« Nous ne reprendrons pas le cours normal de nos vies. » Le 10 décembre dernier, au terme d'un exercice de contrition de 13 minutes chrono, Emmanuel Macron avait ainsi conclu son opération de reconquête de l'opinion, assortie d'une dizaine de milliards d'euros de cadeaux fiscaux, quelques jours après le choc du 1er décembre et du saccage de l'Arc de Triomphe. Et, en effet, depuis le début de la crise des "gilets jaunes", le cours normal des choses semble être suspendu au Grand débat qui s'achève ce lundi 18 mars. Des conférences citoyennes locales et nationales vont suivre, avant qu'Emmanuel Macron n'ouvre « le temps des propositions
et de l'action », qui se déploieront jusqu'à l'été, indique-t-on à l'Élysée. Histoire de faire patienter les Français jusqu'aux vacances... ou de les endormir ?
Il ne fait guère de doute que ce temps de décantation se fera sous la pression des "gilets jaunes" qui espèrent une mobilisation massive ce samedi 16 mars pour leur
"Acte 18" malgré la division des leaders autoproclamés de ce mouvement jaune-rouge-brun.
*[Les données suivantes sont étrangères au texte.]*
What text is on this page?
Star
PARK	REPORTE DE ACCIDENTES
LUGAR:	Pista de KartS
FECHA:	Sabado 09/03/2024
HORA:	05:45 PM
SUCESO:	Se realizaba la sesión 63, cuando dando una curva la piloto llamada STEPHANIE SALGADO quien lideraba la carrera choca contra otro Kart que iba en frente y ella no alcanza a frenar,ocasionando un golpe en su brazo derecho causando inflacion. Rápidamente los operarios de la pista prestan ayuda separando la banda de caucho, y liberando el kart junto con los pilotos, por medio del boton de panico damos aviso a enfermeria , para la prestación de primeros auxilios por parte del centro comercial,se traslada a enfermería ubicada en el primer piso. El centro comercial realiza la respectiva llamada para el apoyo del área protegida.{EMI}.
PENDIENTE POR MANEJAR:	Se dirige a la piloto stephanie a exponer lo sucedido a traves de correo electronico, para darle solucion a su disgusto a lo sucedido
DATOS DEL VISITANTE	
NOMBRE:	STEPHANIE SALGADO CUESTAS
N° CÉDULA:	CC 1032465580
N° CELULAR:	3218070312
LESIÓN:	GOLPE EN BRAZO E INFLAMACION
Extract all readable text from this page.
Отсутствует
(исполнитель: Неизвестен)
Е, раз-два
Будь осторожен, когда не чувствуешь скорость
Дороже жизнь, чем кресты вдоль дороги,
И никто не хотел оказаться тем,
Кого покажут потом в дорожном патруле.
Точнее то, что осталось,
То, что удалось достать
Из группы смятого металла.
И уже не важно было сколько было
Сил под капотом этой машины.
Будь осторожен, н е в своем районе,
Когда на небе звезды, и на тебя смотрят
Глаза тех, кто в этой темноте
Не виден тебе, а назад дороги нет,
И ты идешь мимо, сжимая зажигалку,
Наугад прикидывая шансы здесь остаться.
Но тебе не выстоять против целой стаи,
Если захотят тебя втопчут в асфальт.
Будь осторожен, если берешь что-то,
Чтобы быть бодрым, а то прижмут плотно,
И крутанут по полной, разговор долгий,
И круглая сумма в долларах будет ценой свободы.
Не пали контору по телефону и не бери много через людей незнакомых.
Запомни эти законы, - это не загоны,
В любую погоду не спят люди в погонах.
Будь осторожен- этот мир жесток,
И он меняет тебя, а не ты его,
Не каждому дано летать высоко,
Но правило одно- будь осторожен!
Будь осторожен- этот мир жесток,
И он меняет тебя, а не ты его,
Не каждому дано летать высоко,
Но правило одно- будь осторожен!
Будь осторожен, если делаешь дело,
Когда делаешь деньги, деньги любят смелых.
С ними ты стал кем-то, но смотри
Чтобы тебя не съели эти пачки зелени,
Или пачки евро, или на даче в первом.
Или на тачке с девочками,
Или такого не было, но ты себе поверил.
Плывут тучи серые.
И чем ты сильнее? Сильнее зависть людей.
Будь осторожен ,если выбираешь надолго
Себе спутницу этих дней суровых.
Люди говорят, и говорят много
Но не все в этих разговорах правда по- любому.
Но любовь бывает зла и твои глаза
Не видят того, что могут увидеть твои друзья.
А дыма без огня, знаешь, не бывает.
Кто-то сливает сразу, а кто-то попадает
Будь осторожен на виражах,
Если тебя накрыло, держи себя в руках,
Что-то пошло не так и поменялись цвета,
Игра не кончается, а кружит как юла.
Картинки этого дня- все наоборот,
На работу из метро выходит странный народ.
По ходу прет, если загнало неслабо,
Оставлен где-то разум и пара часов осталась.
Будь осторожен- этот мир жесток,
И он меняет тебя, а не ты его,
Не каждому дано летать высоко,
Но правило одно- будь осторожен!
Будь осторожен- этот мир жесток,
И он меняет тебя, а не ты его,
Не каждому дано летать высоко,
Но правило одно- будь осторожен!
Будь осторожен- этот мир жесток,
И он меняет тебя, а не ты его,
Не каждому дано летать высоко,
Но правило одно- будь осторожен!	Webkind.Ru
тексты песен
Près de 11.000 réunions publiques, 1,4 million contributions en ligne et 16.000 cahiers citoyens déposés en mairie plus tard, quel bilan tirer ?
Plus personne ne fera de la politique comme avant
Premier constat, les contributeurs ont dit un "oui" massif à la quasi totalité des
35 questions posées par le chef de l'État. Comme quoi, elles étaient bien posées... "Oui" à la prise en compte du vote blanc, "oui" à la réforme de l'État, "oui" -plus
mitigé- à davantage de décentralisation...
En fait, le débat ne fait que commencer et, après cette crise, plus personne ne fera de la politique comme avant. Emmanuel Macron va devoir changer de méthode et impliquer les citoyens pour créer l'adhésion. Il va surtout lui falloir redonner corps au "en même temps" dont il a fait le marqueur de sa politique. Exemple : la réforme de l'ISF et la baisse de 5 euros des APL, la hausse de la taxe carbone et l'absence de mesures de redistribution. Sortir de la crise de confiance prendra du temps, tout autant que rétablir le pouvoir d'achat.
Le coup de gueule salutaire du président de Safran
Une chose est sûre, et c'est un peu la dimension oubliée de ce Grand débat, on ne peut redistribuer que ce que l'on produit. Car la réponse aux "gilets jaunes" ne sera pas seulement sociale ou démocratique mais économique, par la capacité de recréer des emplois bien payés partout en France. Par exemple en soutenant l'industrie dans les territoires perdus de la République.
À cet égard, il faut saluer le coup de gueule du président de Safran, Philippe Petitcolin,
qui, en dénonçant les difficultés notamment administratives qu'il rencontrait pour créer deux usines en France, a fait se bouger le ministère des Finances. Résultat, modeste et immense à la fois : des salariés de l'usine Ford Aquitaine en cours de fermeture vont être repris dans une nouvelle usine Safran en Gironde avec 200 emplois à la clé et une autre serait installée à Villeurbanne. En la matière, il n'y a pas de petite victoire, mais un seul grand combat.